C’est une statue qui aurait pu ne jamais revoir le jour, ou dans un bien mauvais état. L’église Saint-Étienne de Mareil-Marly (Yvelines), construite avec une grande unité architecturale, date du XIIIe siècle. Elle est sauvée une première fois au XIXe siècle, alors que, très dégradée, Eugène Millet, élève d’Eugène Viollet-le-Duc, la restaure. Depuis, les quelques travaux entrepris n’ont pas été à la hauteur des besoins. Des infiltrations n’ont cessé de rendre les murs toujours plus humides, menaçant la stabilité d’un bâtiment construit sur la glaise. Il aura fallu la détermination sans faille et à la persévérance d’une poignée de bénévoles pour que soit entreprise une restauration digne de ce nom. Sept ans auront été nécessaires entre le lancement d’une association de sauvegarde et les premières interventions des restaurateurs, dans le chœur. Tous ceux qui se dépensent sans compter pour notre patrimoine savent ce qu’il faut d’énergie pour faire bouger les mairies et les administrations.

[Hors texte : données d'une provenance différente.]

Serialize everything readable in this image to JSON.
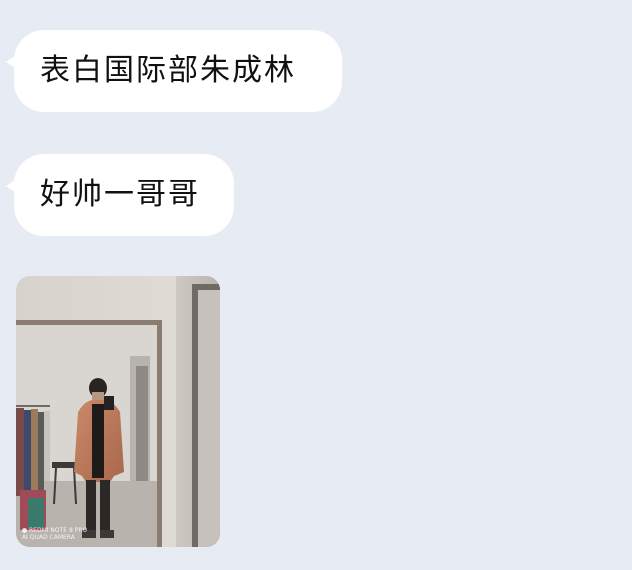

Mais dans le cas qui nous intéresse, il y aura eu bien plus que la protection du bâtiment. Car c’est un trésor qui a été retrouvé à l’occasion de la restauration, commencée en 2017. Deux statues ont été exhumées sous le dallage de l’église, bien à l’abri dans le sable qui en constitue la base. Un évêque, dont la tête n’a pas été retrouvée, et surtout, cette belle statue de saint Étienne, de près de deux mètres de hauteur, dans un excellent état de conservation. La polychromie est d’une étonnante fraîcheur. Des restaurateurs sont intervenus pour éviter que la peinture ne disparaisse après sa mise à l’air libre.

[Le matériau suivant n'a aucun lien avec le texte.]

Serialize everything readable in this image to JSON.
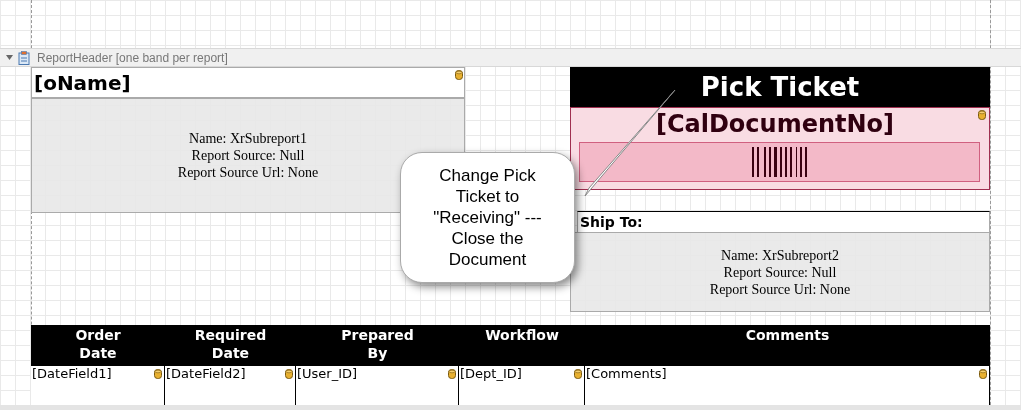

Une véritable prouesse artistique
La composition est remarquable : sur un bloc de pierre dont la largeur est limitée, le sculpteur parvient à raconter une histoire, de façon ramassée. Il montre saint Étienne, reconnaissable à sa dalmatique de diacre, portant un manipule. Son bourreau le frappe d’une pierre (Saint Étienne, le premier des martyrs, a été lapidé) au point que des gouttes de sang perlent de son front. À leurs pieds, celui qui est probablement le commanditaire. Sa taille bien inférieure à celle des autres personnages est le signe, non d’une erreur de perspective, mais de son importance moindre dans cet ensemble.
Dieu le Père, reconnaissable à son auréole crucifère (l’auréole porte en effet une croix dorée) surplombe la scène, avec un geste de bénédiction. Pourquoi ces statues ont-elles été cachées à la vue des paroissiens, sous le dallage ? À quelle date cet enfouissement a-t-il eu lieu ? Rien ne permet de répondre à ces questions, mais laisse espérer qu’en d’autres endroits, des découvertes puissent encore nous émerveiller. La statue a rejoint son église, permettant au plus grand musée de France, constitué par les œuvres d’art conservées dans les églises, de continuer à s’enrichir.